The cell suspension (1 × 10⁶ cells/10 mL) of K562 cells was incubated in a flask together with 15 μM of smenospongine for the indicated length of time under a 5% CO₂ atmosphere at 37°C. The cells collected by centrifugation (1000 g for 3 min at 4°C) were washed with cold PBS and treated with lysis buffer (50 mM Tris-HCl, pH7.2; 1% NP-40; 0.25% sodium deoxycholate; 150 mM NaCl; 1 mM EDTA; 1 mM PMSF; 1% proteinase inhibitor cocktail) to furnish a cell lysate. Protein assay was carried out using a Bio-Rad protein assay kit. After boiling at 95°C for 5 min in the sample buffer (0.125 M Tris-HCl (pH 6.8), 10% 2-mercaptoethanol, 4% SDS, 10% sucrose, 5% bromophenol blue), the equal amounts of protein were subjected to SDS-Polyacrylamide gel electrophoresis (SDS-PAGE) and then transferred to PVDF membrane. The membrane was blocked with 5% milk TBS (Tween PBS) and exposed to anti-Cip1/WAF-1/p21, anti-human underphosphorylated Rb, or anti-β-actin antibody and then anti-mouse IgG HRP-conjugated antibody. The bound antibodies were visualized using an Enhanced Chemiluminescence (ECL) system.
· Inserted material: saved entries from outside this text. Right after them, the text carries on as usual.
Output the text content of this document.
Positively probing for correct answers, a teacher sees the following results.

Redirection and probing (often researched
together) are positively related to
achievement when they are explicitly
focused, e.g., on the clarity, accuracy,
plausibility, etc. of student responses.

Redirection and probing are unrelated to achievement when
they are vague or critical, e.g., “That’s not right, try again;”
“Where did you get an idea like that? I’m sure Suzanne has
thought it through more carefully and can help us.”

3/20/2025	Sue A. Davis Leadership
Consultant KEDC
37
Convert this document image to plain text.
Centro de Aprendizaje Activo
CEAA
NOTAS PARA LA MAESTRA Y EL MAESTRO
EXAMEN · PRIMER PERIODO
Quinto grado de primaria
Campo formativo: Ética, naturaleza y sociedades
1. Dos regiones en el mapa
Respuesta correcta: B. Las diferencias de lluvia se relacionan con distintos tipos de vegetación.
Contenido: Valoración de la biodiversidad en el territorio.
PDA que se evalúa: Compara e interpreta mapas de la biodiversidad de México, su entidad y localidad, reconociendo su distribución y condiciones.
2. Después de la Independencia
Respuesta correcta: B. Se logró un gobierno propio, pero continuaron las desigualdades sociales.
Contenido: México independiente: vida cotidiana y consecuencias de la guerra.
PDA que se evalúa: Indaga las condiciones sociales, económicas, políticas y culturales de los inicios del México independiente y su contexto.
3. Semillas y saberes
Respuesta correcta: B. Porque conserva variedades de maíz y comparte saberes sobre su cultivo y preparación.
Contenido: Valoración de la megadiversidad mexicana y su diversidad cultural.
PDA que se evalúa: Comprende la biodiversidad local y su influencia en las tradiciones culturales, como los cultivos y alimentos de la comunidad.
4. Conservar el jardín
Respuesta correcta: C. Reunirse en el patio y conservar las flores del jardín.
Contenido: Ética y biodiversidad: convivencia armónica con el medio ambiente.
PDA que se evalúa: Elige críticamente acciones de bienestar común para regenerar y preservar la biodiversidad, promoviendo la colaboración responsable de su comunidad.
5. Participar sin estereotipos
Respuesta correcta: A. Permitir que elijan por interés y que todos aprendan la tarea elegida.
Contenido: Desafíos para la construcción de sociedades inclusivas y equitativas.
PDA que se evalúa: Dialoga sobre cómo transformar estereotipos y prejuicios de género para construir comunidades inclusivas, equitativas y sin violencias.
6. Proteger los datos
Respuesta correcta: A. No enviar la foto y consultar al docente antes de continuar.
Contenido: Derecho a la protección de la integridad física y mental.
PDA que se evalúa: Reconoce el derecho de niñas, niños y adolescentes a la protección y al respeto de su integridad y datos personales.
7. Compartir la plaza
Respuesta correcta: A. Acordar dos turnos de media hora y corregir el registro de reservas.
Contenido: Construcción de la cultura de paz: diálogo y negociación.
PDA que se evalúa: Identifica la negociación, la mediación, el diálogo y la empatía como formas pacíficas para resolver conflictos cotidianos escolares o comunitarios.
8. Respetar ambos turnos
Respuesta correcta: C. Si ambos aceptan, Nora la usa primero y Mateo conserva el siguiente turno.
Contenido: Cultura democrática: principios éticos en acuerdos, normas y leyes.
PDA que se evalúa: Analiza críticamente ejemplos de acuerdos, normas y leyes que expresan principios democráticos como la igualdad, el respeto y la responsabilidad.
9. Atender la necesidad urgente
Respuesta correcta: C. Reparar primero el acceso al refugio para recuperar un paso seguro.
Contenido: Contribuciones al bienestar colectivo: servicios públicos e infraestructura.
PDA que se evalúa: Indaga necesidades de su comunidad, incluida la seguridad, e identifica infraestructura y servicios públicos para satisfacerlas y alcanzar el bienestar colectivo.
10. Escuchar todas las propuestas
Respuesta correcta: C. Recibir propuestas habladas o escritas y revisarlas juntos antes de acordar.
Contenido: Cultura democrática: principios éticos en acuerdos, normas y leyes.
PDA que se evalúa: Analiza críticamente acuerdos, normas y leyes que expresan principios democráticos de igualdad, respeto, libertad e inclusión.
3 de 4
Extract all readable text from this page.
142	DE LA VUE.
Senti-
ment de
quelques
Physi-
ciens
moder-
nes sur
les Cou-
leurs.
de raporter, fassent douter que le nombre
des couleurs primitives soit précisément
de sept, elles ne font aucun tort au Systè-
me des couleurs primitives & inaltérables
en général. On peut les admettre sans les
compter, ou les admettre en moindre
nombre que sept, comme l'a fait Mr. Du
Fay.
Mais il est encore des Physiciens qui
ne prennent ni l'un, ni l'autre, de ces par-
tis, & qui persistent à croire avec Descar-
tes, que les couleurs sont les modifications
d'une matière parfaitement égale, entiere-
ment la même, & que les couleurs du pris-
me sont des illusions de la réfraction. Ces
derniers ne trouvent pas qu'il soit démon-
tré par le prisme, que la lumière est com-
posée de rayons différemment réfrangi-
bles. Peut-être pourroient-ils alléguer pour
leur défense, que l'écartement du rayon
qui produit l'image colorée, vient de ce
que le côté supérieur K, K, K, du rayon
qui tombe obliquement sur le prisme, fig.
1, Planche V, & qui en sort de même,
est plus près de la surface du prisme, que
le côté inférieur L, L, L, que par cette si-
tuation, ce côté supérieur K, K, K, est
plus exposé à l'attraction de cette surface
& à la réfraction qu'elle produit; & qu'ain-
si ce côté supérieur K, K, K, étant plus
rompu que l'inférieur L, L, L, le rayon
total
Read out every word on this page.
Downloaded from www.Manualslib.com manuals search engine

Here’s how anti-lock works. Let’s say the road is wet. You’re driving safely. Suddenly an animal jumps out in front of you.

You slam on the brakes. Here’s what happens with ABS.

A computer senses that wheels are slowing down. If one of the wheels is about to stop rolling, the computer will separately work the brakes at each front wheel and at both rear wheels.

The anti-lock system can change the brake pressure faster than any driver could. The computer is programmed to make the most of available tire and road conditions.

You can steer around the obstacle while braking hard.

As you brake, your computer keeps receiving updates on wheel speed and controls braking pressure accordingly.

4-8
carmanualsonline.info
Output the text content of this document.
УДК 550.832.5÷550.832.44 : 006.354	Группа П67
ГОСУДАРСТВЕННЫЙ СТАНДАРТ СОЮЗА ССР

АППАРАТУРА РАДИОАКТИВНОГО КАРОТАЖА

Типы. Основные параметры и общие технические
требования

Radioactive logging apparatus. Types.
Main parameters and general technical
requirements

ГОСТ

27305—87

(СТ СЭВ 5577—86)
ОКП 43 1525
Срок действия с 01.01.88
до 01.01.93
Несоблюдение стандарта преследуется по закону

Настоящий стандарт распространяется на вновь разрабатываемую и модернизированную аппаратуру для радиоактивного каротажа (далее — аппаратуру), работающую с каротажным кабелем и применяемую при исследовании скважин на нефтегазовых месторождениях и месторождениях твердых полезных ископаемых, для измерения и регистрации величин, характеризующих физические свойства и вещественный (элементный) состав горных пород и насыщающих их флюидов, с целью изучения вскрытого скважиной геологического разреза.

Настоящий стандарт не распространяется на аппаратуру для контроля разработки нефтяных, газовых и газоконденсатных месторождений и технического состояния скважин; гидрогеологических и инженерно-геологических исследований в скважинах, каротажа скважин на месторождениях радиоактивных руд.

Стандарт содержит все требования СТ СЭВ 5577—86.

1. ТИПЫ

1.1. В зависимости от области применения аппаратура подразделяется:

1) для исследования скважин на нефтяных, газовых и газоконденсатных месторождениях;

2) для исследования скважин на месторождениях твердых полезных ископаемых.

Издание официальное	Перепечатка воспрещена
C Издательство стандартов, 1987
K562 cells were transfected with a human wild-type p21 promoter-luciferase fusion plasmid, pWWP, by DEAE-Dextran (CellPhect Transfection Kit, Amersham Pharmacia Biotech). The cells were incubated at a density of 5 × 10⁴ cells/mL in a 12-well plate for 24 h. The 125 ng of the reporter plasmid DNA, pWWP, in DEAE-Dextran was added to perform transfection for 15 min. The transfected cells were further incubated for 24 h followed by DMSO, smenospongine or TSA treatment for another 24 h. Finally, the cells were collected for luciferase assay, which was carried out by use of the luciferase assay system (E1501, Promega) as described previously [18]. The luminescence was measured by using MICRO LUMAT Plus LB96V (BERTHOLD) and WING LOW software. The activation of p21 promoter was evaluated by the relative light intensity compared with that of the control (cells treated with DMSO only) [18].